David is just one of hundreds of advisers for whom the pandemic provided a final push to go independent. Advisers leaving wirehouses for independent broker-dealers and RIAs is nothing new, and wirehouses by now have largely withdrawn from the recruiting wars in favor of raising their own through the ranks. But the trend seems to have intensified a year after most employee-advisers were suddenly left without the resources or supervision of daily office life.

“Advisers, without their manager looking over their shoulder, are able to spend as much time as they need to, both in the due diligence process and working on the transition,” said Nate Lenz, co-founder of breakaway partner Concurrent Advisors, which worked with David and 27 other advisers in 2021. “We saw enhanced results in recruiting and no slowdown whatsoever in folks becoming independent.”

The data for the industry say much the same.

Overall, recruiting activity slumped significantly in the spring of 2020 alongside the closure of offices and cancellation of in-person networking events. Although it partly rebounded in 2021, moves of advisers between firms during the year remained 12.4% below their pre-pandemic level, based on transitions tracked by the InvestmentNews Advisers on the Move database.

"We saw … no slowdown whatsoever in folks becoming independent."

Nate Lenz, co-founder, Concurrent Advisors

Yet even amid the broad slowdown in networking and recruitment, more advisers went independent than before. According to a review of the database, moves to independent channels remained steadier during the worst of the pandemic and were up 2.6% in 2021 compared with 2019. In total, 2,065 advisers on net left wirehouses in 2021, while 1,225 joined independent broker-dealers and 1,530 went to RIAs.

THE ALLURE

The allure of independence is partly financial, letting an adviser retain a higher share of the revenue they generate, even if they must also cover new expenses. But independence also represents more flexibility in how advisers build their practice, serve their clients and manage their staff.

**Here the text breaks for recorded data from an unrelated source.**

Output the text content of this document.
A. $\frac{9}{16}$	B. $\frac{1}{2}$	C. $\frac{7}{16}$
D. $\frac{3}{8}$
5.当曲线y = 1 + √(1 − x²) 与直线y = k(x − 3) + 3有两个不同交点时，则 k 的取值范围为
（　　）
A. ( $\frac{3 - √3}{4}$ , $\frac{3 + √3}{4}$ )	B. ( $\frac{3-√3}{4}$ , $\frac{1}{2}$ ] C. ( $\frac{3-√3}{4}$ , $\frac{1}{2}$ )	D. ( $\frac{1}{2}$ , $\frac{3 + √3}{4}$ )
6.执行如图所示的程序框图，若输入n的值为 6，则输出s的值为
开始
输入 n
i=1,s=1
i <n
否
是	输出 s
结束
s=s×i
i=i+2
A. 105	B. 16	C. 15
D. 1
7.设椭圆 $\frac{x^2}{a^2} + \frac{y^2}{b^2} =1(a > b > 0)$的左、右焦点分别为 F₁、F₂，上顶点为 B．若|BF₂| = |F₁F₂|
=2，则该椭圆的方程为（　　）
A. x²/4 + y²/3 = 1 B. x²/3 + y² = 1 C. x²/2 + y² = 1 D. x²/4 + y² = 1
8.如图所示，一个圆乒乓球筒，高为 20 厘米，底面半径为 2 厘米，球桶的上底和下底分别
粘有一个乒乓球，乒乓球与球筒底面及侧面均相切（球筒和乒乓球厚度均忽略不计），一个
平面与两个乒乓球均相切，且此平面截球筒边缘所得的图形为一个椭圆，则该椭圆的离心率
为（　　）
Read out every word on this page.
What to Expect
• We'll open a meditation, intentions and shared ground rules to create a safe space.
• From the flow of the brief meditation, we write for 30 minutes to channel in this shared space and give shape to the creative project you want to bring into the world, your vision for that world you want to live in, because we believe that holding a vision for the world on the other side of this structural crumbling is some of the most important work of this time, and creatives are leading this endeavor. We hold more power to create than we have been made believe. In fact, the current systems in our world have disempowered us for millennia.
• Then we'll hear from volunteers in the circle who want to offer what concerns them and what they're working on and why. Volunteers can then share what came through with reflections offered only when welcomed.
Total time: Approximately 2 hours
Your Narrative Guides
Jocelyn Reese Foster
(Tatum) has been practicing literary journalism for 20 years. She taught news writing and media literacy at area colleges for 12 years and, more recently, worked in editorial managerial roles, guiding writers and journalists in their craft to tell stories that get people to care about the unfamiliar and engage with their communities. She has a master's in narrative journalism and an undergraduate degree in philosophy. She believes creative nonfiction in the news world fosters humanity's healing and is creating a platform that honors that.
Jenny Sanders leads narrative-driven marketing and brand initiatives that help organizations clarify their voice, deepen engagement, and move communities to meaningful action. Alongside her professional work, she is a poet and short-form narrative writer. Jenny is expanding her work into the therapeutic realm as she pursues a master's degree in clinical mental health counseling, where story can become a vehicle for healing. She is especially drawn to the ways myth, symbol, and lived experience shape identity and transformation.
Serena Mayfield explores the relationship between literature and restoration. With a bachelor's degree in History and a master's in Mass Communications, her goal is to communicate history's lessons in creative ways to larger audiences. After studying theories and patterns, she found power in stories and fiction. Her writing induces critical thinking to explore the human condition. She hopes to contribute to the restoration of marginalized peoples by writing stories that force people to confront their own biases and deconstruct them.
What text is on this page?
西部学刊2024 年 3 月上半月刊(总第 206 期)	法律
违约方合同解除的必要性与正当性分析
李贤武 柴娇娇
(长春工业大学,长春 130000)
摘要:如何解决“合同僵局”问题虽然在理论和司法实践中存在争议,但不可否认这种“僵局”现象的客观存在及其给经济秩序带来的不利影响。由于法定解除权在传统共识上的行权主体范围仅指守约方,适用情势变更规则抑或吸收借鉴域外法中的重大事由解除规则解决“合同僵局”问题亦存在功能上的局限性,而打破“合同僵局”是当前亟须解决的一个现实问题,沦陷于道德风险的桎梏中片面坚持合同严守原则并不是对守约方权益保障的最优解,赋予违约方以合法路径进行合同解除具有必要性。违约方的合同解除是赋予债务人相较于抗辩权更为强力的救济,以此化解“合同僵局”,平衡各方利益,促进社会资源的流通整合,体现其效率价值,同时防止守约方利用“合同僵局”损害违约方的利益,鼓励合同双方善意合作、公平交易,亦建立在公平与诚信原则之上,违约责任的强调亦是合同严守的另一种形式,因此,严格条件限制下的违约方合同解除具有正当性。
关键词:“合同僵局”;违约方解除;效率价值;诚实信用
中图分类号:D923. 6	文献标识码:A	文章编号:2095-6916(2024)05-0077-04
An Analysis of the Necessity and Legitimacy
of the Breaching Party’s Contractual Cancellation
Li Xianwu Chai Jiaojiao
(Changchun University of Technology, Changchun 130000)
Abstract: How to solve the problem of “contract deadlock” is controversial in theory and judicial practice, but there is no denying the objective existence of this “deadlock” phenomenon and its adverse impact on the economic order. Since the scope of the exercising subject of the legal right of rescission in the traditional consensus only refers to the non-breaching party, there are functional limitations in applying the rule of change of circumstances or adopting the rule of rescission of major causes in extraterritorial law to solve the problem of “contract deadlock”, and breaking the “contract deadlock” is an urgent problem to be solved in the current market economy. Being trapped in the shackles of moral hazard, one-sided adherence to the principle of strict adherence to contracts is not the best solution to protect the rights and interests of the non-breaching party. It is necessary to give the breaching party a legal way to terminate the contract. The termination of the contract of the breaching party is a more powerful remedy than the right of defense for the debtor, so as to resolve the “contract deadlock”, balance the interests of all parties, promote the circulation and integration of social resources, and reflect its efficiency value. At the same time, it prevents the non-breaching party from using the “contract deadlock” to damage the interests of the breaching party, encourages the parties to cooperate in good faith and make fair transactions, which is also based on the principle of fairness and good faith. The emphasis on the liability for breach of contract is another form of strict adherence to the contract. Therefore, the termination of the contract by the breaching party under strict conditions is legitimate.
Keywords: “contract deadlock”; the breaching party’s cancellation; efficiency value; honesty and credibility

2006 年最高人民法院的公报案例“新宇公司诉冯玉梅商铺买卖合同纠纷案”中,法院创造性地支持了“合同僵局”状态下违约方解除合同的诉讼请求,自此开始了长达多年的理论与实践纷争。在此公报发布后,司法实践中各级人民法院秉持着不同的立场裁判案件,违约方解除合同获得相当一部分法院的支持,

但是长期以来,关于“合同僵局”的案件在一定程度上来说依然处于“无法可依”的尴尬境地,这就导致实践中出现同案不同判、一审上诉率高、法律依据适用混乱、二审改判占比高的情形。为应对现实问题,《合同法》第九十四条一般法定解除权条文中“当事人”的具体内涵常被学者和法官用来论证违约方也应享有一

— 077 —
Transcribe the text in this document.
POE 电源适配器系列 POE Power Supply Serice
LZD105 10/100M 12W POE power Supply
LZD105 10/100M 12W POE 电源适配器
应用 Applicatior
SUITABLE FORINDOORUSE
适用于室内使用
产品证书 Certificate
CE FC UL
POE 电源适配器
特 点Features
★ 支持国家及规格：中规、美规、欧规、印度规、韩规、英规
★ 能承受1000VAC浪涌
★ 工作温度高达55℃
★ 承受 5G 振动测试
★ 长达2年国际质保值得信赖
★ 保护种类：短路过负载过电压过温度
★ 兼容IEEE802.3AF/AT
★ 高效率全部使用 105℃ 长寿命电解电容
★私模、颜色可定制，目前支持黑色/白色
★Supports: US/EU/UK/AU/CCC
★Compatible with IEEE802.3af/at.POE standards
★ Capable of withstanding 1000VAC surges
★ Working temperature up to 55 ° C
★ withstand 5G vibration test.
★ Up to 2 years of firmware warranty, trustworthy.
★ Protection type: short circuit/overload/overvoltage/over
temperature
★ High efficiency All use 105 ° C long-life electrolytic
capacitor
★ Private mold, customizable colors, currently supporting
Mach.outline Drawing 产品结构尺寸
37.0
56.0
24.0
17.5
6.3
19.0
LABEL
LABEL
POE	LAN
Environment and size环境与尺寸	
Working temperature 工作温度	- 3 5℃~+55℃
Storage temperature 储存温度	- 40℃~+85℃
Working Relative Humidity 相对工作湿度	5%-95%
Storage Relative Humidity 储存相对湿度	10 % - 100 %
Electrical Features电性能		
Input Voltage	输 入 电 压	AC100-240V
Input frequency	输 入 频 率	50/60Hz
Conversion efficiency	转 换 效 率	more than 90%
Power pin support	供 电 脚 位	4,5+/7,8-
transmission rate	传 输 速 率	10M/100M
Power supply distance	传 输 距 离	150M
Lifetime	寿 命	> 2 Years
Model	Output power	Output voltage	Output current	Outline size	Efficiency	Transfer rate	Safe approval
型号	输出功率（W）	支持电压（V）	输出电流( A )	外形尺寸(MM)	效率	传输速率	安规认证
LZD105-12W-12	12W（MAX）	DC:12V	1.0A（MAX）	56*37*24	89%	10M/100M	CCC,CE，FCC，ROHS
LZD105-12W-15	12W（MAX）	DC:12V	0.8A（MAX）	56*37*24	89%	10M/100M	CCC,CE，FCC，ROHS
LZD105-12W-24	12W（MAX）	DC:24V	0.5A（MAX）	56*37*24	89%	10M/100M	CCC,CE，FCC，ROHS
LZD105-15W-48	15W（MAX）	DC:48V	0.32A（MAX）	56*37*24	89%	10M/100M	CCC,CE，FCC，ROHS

“I think you have to have a certain level of entrepreneurial drive to build a book of business in the wealth management space,” Lenz said. “Their motivations have always been the same, but you’ve introduced additional roadblocks in their ability to do business and new options that are out there that make that leap a little shorter.”

By new options, Lenz refers to Concurrent and others — breakaway services as well as broker-dealer offices of supervisory jurisdiction and RIA aggregators — that have stepped in to soften the landing for advisers transitioning to independence. The business models vary, but all offer a combination of compliance, marketing and technology support to startup independent firms and let their founders focus on the strategic direction of the new business.

The momentum appears to be behind them for the year ahead, too. Concurrent has commitments through July representing $30 million in revenue, compared with $24 million in all of 2021, Lenz said.

Wall Street has taken notice of the trend. Dynasty Financial Partners, an early proponent of the breakaway partner model, filed for an IPO in January. The company declined an interview request, but reported 47% year-over-year growth in fee-based revenue through September, according to documents filed with the Securities and Exchange Commission. It’s seeking to raise $100 million.

There’s big money on the table, but that’s not the only thing on the minds of advisers who take the plunge.

“In the environment we’re in, in the pandemic, and as we all as individuals go through tragedies or difficult situations, it’s really nice to know that I get to make the decision as far as what’s the best for my clients, best for my staff, best for my family,” said David of Adalan Private Wealth. “It’s nice having that level of control.”